Cornudet raised his voice:

—"War is barbarous when you attack a peaceful neighbor; it is a sacred duty when waged in defense of one's country."

The old woman lowered her head.

—"Yes in self-defense, it is another matter, but shouldn't we rather kill off all the Kings who go to war for their own pleasure?"

—Cornudet's eyes flashed:

—"Bravo, citoyenne[*]!" said he.

[*][Note from Brett: This translates, roughly, into "citizen"]

Mr. Carré-Lamadon was in deep meditation. Although a fanatical admirer of illustrious generals, the common sense of that peasant woman made him think of the opulence that would bring to a country so many hands now idle and necessarily ruinous, so many forces kept unproductive, if they were employed for the great industrial enterprises which, at the present pace, it would take centuries to complete.

But Loiseau, leaving his seat, went and spoke in a very low voice to the inn-keeper. The fat man was laughing, coughing, and expectorating. His enormous stomach shook with merriment at the jokes of his neighbor, and he bought from him six casks of claret to be delivered in the Spring, after the departure of the Prussians.

Hardly were they through with supper, they retired, as they were all tired out.
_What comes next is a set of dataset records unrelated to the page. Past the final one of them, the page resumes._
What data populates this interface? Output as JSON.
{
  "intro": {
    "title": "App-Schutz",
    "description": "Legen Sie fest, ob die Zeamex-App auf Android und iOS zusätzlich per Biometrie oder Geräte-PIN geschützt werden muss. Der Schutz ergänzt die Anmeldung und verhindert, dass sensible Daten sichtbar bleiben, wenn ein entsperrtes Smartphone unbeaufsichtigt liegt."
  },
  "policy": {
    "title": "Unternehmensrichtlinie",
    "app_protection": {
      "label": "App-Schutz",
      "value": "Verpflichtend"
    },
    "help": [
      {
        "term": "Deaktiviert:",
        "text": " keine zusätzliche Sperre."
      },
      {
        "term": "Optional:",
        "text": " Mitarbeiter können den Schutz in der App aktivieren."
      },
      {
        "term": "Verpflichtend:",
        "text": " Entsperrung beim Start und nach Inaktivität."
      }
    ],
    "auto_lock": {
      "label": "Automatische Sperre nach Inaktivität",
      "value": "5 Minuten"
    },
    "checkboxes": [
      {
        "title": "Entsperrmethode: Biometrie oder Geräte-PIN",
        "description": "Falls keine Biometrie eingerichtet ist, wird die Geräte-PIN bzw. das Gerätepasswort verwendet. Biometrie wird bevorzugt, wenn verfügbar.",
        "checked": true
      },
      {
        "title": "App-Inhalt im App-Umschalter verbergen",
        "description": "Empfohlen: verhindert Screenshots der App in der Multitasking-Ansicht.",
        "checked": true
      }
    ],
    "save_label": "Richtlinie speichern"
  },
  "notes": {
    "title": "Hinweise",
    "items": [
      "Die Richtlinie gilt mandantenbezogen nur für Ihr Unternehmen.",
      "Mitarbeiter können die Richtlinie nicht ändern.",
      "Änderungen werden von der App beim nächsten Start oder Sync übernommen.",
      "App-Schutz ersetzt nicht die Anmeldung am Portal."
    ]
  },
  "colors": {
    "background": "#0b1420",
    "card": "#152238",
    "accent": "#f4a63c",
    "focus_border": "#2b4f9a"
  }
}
Loiseau, however, who had kept an eye on what was going on, send his wife to bed; then he pressed now his ear, now his eye to the keyhole in order to try and discover what he called "the mysteries of the hall."—

After about an hour, he heard a rustle, peeped out quickly and saw Boule de Suif, who looked still more corpulent in a blue cashmere dressing gown trimmed with white lace. She held a candle in her hand and made straight for the room at the other end of the hall bearing a conspicuous number. But a side-door opened, and when, after a few minutes, she came back, Cornudet, in his shirt-sleeves and suspenders, was following her.